The underlying idea of Pando is modeling gene expression by the interaction between TFs and regulatory regions. However, scATAC-seq datasets usually have many detected peaks (>100,000) of which likely only a subset is of regulatory importance. When applying Pando to our own work, we found it useful to pre-select regions based on some biological priors. Two such priors we used in our manuscript are sequence conservation and SCREEN candidate cREs. For this, Pando provides phastConsElements20Mammals.UCSC.hg38 and SCREEN.ccRE.UCSC.hg38 GenomicRanges objects. Depending on your requirements, you can form the union or intersection of multiple GenomicRanges objects and proved them to initiate_grn() to constrain candidate region selection.

library(tidyverse)
library(Pando)

muo_data <- read_rds('muo_data.rds')

data('phastConsElements20Mammals.UCSC.hg38')
data('SCREEN.ccRE.UCSC.hg38')

muo_data <- initiate_grn(
    muo_data,
    rna_assay = 'RNA',
    peak_assay = 'peaks',
    regions = union(phastConsElements20Mammals.UCSC.hg38, SCREEN.ccRE.UCSC.hg38)
)


These are fairly lenient selection criteria that still enrich for active regulatory regions.

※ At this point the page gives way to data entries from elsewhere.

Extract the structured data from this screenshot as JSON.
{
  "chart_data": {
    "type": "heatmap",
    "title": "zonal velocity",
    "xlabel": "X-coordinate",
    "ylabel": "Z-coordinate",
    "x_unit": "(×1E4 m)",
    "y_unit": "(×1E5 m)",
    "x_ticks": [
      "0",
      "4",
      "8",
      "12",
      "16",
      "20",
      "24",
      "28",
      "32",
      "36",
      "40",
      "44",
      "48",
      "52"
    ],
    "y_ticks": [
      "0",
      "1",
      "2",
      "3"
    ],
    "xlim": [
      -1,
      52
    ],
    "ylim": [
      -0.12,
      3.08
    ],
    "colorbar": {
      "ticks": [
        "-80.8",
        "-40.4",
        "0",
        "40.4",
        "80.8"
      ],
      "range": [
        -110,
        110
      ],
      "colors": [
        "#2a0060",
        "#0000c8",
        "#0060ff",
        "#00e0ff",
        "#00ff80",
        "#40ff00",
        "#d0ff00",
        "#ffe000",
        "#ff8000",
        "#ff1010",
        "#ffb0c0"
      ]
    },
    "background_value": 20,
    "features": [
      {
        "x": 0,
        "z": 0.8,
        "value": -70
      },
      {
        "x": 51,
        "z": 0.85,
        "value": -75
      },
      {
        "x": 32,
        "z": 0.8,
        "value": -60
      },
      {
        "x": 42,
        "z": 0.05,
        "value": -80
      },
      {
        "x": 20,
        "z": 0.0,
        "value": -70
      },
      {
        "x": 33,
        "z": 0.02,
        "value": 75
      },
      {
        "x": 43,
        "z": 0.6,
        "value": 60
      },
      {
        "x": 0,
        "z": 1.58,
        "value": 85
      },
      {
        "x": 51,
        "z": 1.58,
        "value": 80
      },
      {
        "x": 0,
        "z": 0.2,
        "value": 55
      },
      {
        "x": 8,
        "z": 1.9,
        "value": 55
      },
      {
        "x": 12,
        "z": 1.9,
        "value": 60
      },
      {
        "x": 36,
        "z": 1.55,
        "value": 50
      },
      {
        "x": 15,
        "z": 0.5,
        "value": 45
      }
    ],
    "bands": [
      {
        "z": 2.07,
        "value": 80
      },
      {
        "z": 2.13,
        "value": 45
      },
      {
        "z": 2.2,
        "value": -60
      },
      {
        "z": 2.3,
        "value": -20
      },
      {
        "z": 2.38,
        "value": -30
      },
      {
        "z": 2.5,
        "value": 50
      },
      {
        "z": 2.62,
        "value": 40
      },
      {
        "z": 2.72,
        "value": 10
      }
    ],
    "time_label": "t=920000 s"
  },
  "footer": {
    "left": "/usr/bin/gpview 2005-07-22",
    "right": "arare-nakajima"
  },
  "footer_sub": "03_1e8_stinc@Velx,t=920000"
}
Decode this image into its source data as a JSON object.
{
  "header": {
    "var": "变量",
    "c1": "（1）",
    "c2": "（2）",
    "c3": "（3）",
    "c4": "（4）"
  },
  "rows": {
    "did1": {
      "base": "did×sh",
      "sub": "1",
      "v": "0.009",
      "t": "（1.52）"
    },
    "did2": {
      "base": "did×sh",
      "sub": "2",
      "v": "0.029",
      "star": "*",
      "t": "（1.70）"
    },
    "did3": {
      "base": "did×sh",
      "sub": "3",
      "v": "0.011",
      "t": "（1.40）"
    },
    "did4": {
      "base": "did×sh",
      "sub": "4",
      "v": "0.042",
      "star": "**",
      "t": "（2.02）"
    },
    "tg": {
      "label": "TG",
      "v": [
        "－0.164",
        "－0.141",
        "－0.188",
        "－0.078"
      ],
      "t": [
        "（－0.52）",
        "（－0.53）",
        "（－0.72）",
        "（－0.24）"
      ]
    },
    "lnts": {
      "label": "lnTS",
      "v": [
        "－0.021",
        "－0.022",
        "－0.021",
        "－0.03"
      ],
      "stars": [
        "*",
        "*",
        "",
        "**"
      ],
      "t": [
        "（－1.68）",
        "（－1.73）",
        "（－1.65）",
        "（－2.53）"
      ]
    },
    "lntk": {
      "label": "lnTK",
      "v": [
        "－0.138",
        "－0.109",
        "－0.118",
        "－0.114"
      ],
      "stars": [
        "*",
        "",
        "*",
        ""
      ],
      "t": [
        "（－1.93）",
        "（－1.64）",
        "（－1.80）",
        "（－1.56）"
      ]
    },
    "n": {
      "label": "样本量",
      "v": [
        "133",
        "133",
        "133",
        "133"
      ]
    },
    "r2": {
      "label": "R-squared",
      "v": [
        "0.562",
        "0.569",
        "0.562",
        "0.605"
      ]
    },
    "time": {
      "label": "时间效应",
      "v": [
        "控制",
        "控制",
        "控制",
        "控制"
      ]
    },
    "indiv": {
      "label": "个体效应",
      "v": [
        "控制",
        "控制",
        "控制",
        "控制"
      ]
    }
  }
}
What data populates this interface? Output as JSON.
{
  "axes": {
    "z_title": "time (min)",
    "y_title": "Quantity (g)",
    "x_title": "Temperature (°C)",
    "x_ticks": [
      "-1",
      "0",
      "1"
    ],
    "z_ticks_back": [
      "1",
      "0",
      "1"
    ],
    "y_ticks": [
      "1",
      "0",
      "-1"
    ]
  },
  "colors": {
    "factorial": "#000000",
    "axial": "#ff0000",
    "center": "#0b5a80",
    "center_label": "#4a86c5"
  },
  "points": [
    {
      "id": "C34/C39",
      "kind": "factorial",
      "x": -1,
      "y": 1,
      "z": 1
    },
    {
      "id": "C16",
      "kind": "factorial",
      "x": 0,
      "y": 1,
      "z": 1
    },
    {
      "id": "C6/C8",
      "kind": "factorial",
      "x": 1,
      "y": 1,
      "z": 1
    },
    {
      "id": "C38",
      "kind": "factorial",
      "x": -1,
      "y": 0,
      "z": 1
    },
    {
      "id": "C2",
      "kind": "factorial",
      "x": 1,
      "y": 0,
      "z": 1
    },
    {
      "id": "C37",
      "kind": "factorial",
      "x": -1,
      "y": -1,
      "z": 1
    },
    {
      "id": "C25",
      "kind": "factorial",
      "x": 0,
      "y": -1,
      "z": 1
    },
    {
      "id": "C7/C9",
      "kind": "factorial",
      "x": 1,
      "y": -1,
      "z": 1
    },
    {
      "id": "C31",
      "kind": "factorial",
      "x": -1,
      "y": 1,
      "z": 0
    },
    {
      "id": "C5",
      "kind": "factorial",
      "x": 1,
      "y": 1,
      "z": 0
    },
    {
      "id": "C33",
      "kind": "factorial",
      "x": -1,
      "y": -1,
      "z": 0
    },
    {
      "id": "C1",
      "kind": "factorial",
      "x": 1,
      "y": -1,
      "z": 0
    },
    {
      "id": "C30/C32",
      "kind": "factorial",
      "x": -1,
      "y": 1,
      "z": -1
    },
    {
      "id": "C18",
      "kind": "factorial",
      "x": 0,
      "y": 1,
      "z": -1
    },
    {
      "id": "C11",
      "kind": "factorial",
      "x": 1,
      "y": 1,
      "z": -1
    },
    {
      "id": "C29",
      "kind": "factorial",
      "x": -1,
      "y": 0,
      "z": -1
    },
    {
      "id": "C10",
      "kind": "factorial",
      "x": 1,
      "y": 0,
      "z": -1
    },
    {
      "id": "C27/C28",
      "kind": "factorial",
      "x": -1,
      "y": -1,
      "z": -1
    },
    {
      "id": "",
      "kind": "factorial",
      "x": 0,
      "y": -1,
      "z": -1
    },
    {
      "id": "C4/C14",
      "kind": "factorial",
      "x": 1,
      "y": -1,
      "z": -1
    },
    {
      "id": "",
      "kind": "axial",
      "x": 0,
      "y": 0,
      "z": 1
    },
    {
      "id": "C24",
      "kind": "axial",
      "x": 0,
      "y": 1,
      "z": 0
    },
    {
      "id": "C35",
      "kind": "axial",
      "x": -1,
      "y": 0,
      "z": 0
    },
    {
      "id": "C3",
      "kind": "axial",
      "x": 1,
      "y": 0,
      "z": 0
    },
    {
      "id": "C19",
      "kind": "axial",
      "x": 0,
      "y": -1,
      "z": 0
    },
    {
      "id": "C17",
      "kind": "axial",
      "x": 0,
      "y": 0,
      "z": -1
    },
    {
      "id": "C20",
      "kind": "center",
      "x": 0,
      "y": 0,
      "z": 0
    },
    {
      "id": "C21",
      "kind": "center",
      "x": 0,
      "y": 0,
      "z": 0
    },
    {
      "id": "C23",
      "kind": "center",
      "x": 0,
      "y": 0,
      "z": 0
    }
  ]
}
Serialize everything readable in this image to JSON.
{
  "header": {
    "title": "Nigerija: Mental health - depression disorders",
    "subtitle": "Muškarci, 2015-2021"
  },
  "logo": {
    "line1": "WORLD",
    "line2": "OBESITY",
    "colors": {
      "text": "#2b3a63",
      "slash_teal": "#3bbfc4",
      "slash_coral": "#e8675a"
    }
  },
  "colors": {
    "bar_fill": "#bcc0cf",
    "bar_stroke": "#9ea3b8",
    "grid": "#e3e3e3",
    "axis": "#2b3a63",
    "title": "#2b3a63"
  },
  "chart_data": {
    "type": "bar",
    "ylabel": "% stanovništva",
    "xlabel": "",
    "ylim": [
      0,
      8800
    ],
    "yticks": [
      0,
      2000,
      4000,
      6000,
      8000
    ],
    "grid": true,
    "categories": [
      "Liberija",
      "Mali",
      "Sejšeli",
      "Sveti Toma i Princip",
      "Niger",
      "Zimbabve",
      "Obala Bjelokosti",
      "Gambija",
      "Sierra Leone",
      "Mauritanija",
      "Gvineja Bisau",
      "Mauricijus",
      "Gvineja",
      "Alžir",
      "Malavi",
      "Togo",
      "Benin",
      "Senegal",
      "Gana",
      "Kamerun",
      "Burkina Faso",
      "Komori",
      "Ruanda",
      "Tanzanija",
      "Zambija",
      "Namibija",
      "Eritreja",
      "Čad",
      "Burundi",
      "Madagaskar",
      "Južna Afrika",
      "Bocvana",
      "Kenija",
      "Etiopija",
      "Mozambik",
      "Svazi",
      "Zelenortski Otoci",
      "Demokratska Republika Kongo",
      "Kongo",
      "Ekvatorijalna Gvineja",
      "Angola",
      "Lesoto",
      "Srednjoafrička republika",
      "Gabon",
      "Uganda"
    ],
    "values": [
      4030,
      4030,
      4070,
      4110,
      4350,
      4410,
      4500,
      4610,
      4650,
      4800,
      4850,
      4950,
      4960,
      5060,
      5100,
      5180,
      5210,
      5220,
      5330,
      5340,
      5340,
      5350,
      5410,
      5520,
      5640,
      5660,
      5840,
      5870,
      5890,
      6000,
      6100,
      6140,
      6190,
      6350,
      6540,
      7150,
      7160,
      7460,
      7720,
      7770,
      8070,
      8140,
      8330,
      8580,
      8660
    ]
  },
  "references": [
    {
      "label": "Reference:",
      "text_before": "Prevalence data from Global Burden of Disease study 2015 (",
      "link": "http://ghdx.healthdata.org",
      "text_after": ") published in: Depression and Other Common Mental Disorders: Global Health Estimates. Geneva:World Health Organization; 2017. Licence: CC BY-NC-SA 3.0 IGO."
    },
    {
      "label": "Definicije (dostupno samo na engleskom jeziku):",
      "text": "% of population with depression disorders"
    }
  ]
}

However, they are specific to the human genome. When working with other genomes as we have done here, one might need some other approaches. For this we have found it very useful to first find peaks that are correlated with the expression of nearby genes using the Seurat function LinkPeaks(). Using only these genes is quite strict, as only a small fraction of genes will be linked, but we found that this does result in quite robust GRNs.

muo_data <- initiate_grn(
    muo_data,
    rna_assay = 'RNA',
    peak_assay = 'peaks',
    regions = StringToGRanges(Links(muo_data[['peaks']])$peak)
)


Generally, candidate region selection is a good way to incorporate other biological information or genomic measurements. One could, for instance, also use chromatin marks like H3K27ac to detect active promoters and enhancers.